The function of military public affairs is to manage the release of information and serve as a conduit from the military to the media and the public. Managing the release of information reduces the chance of military personnel violating operational security or personal privacy. Today, however, service members have instantaneous and direct communication from the battlefield to virtually anywhere in the world. Cell phones, e-mail and instant messaging allow service members to stay in touch with loved ones. Complicating the matter, however, is the advent of military Web logs – personal Web sites, also known as “blogs.” Military bloggers are service members, veterans, and their families who are writing uncensored content that anyone in the world – friend or foe – can read. In effect, they have become unofficial conduits of information to the public and the media. However, we know nothing about the messages that military blogs are communicating or the influence they are exerting. How do milblogs tell the military story, and what messages do they convey? Are they perceived as credible? At their worst, milblogs may affect international relations or undermine security. At their best, milblogs may serve to counteract enemy propaganda, influence positive change for the Defense Department, educate the public about the military’s culture, people and values, and increase national and international support for the services and their missions.

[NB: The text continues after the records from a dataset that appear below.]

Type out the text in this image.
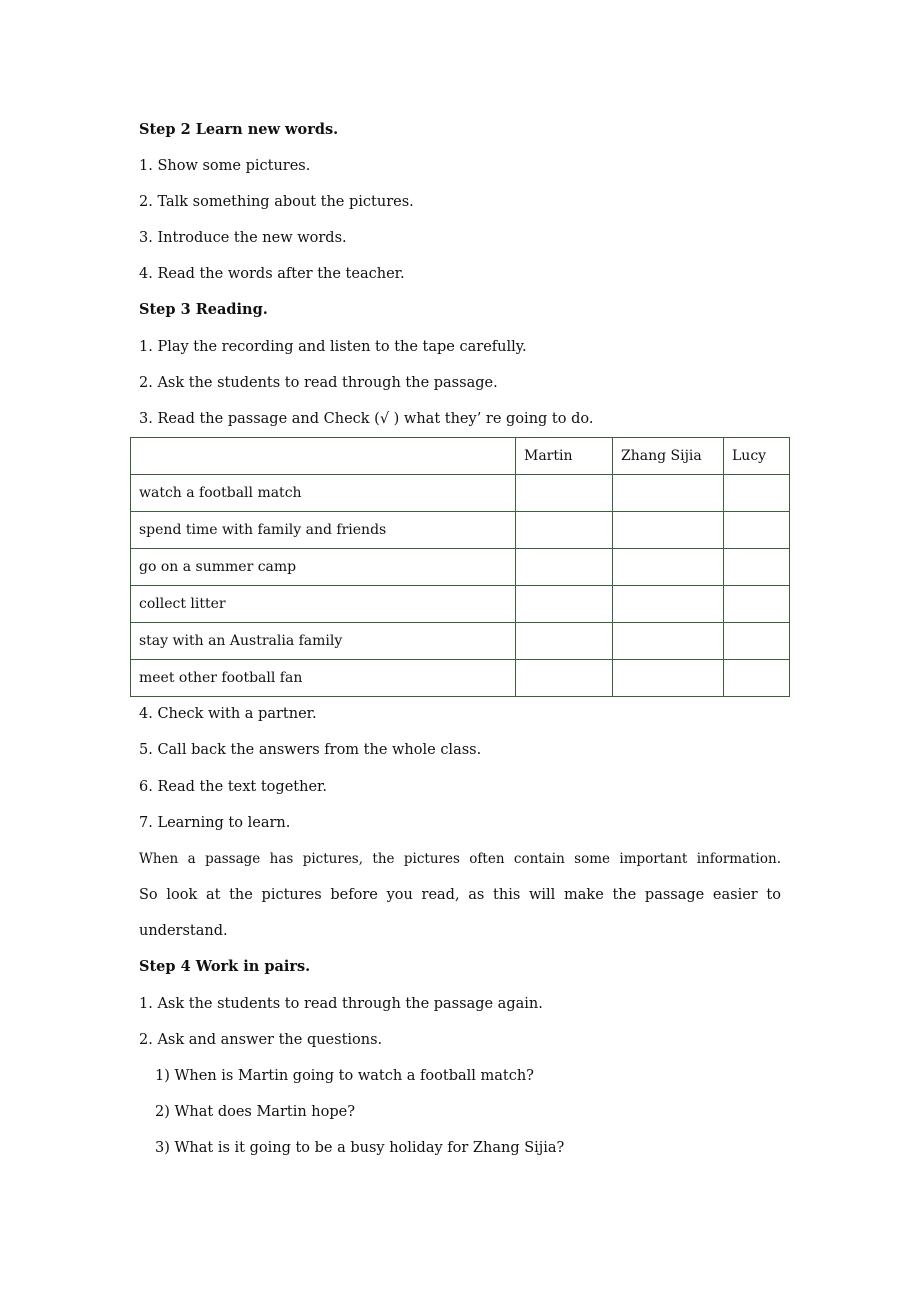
Step 2 Learn new words.
1. Show some pictures.
2. Talk something about the pictures.
3. Introduce the new words.
4. Read the words after the teacher.
Step 3 Reading.
1. Play the recording and listen to the tape carefully.
2. Ask the students to read through the passage.
3. Read the passage and Check (√ ) what they’ re going to do.
	Martin	Zhang Sijia	Lucy
watch a football match			
spend time with family and friends			
go on a summer camp			
collect litter			
stay with an Australia family			
meet other football fan			
4. Check with a partner.
5. Call back the answers from the whole class.
6. Read the text together.
7. Learning to learn.
When a passage has pictures, the pictures often contain some important information.
So look at the pictures before you read, as this will make the passage easier to
understand.
Step 4 Work in pairs.
1. Ask the students to read through the passage again.
2. Ask and answer the questions.
1) When is Martin going to watch a football match?
2) What does Martin hope?
3) What is it going to be a busy holiday for Zhang Sijia?
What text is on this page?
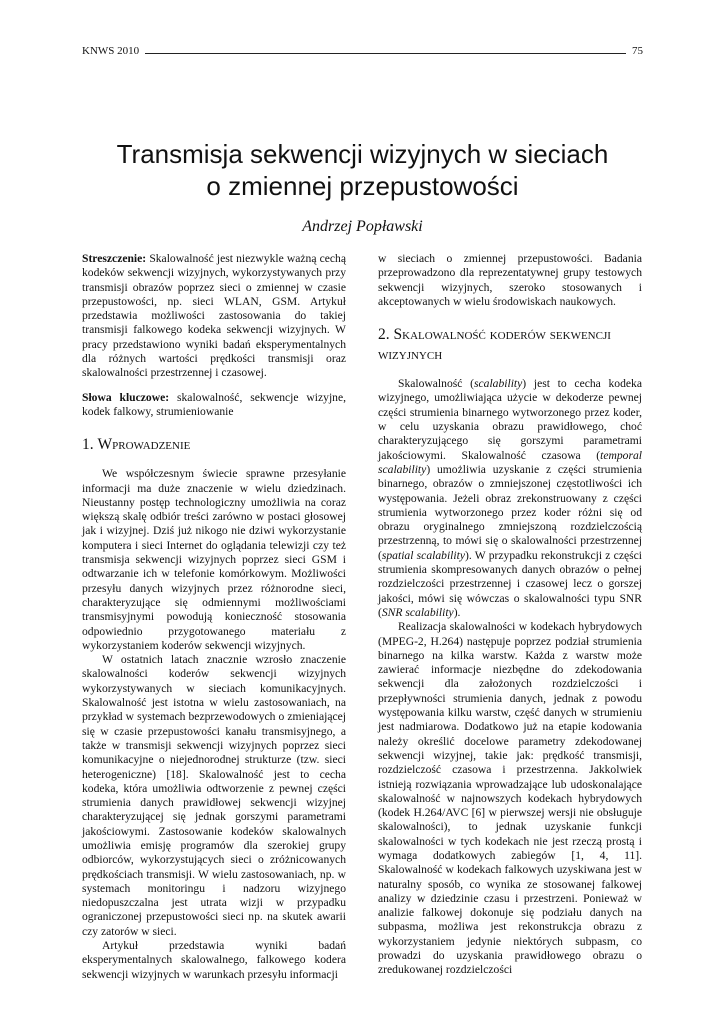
KNWS 2010	75
Transmisja sekwencji wizyjnych w sieciach
o zmiennej przepustowości

Andrzej Popławski

Streszczenie: Skalowalność jest niezwykle ważną cechą kodeków sekwencji wizyjnych, wykorzystywanych przy transmisji obrazów poprzez sieci o zmiennej w czasie przepustowości, np. sieci WLAN, GSM. Artykuł przedstawia możliwości zastosowania do takiej transmisji falkowego kodeka sekwencji wizyjnych. W pracy przedstawiono wyniki badań eksperymentalnych dla różnych wartości prędkości transmisji oraz skalowalności przestrzennej i czasowej.

Słowa kluczowe: skalowalność, sekwencje wizyjne, kodek falkowy, strumieniowanie

1. Wprowadzenie

We współczesnym świecie sprawne przesyłanie informacji ma duże znaczenie w wielu dziedzinach. Nieustanny postęp technologiczny umożliwia na coraz większą skalę odbiór treści zarówno w postaci głosowej jak i wizyjnej. Dziś już nikogo nie dziwi wykorzystanie komputera i sieci Internet do oglądania telewizji czy też transmisja sekwencji wizyjnych poprzez sieci GSM i odtwarzanie ich w telefonie komórkowym. Możliwości przesyłu danych wizyjnych przez różnorodne sieci, charakteryzujące się odmiennymi możliwościami transmisyjnymi powodują konieczność stosowania odpowiednio przygotowanego materiału z wykorzystaniem koderów sekwencji wizyjnych.

W ostatnich latach znacznie wzrosło znaczenie skalowalności koderów sekwencji wizyjnych wykorzystywanych w sieciach komunikacyjnych. Skalowalność jest istotna w wielu zastosowaniach, na przykład w systemach bezprzewodowych o zmieniającej się w czasie przepustowości kanału transmisyjnego, a także w transmisji sekwencji wizyjnych poprzez sieci komunikacyjne o niejednorodnej strukturze (tzw. sieci heterogeniczne) [18]. Skalowalność jest to cecha kodeka, która umożliwia odtworzenie z pewnej części strumienia danych prawidłowej sekwencji wizyjnej charakteryzującej się jednak gorszymi parametrami jakościowymi. Zastosowanie kodeków skalowalnych umożliwia emisję programów dla szerokiej grupy odbiorców, wykorzystujących sieci o zróżnicowanych prędkościach transmisji. W wielu zastosowaniach, np. w systemach monitoringu i nadzoru wizyjnego niedopuszczalna jest utrata wizji w przypadku ograniczonej przepustowości sieci np. na skutek awarii czy zatorów w sieci.

Artykuł przedstawia wyniki badań eksperymentalnych skalowalnego, falkowego kodera sekwencji wizyjnych w warunkach przesyłu informacji

w sieciach o zmiennej przepustowości. Badania przeprowadzono dla reprezentatywnej grupy testowych sekwencji wizyjnych, szeroko stosowanych i akceptowanych w wielu środowiskach naukowych.

2. Skalowalność koderów sekwencji wizyjnych

Skalowalność (scalability) jest to cecha kodeka wizyjnego, umożliwiająca użycie w dekoderze pewnej części strumienia binarnego wytworzonego przez koder, w celu uzyskania obrazu prawidłowego, choć charakteryzującego się gorszymi parametrami jakościowymi. Skalowalność czasowa (temporal scalability) umożliwia uzyskanie z części strumienia binarnego, obrazów o zmniejszonej częstotliwości ich występowania. Jeżeli obraz zrekonstruowany z części strumienia wytworzonego przez koder różni się od obrazu oryginalnego zmniejszoną rozdzielczością przestrzenną, to mówi się o skalowalności przestrzennej (spatial scalability). W przypadku rekonstrukcji z części strumienia skompresowanych danych obrazów o pełnej rozdzielczości przestrzennej i czasowej lecz o gorszej jakości, mówi się wówczas o skalowalności typu SNR (SNR scalability).

Realizacja skalowalności w kodekach hybrydowych (MPEG-2, H.264) następuje poprzez podział strumienia binarnego na kilka warstw. Każda z warstw może zawierać informacje niezbędne do zdekodowania sekwencji dla założonych rozdzielczości i przepływności strumienia danych, jednak z powodu występowania kilku warstw, część danych w strumieniu jest nadmiarowa. Dodatkowo już na etapie kodowania należy określić docelowe parametry zdekodowanej sekwencji wizyjnej, takie jak: prędkość transmisji, rozdzielczość czasowa i przestrzenna. Jakkolwiek istnieją rozwiązania wprowadzające lub udoskonalające skalowalność w najnowszych kodekach hybrydowych (kodek H.264/AVC [6] w pierwszej wersji nie obsługuje skalowalności), to jednak uzyskanie funkcji skalowalności w tych kodekach nie jest rzeczą prostą i wymaga dodatkowych zabiegów [1, 4, 11]. Skalowalność w kodekach falkowych uzyskiwana jest w naturalny sposób, co wynika ze stosowanej falkowej analizy w dziedzinie czasu i przestrzeni. Ponieważ w analizie falkowej dokonuje się podziału danych na subpasma, możliwa jest rekonstrukcja obrazu z wykorzystaniem jedynie niektórych subpasm, co prowadzi do uzyskania prawidłowego obrazu o zredukowanej rozdzielczości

In the hopes of adding to the body of research on blogs, this paper will examine the phenomenon of milblogs. Specifically, it will employ content analysis to determine what messages military blogs are communicating, how credible they are, and what emotions they elicit. In addition, it will use an experiment to compare milblogs to mainstream Defense Department and civilian online news venues to compare framing effects, emotional response, credibility, and effects on peoples’ perceptions of the military and its personnel.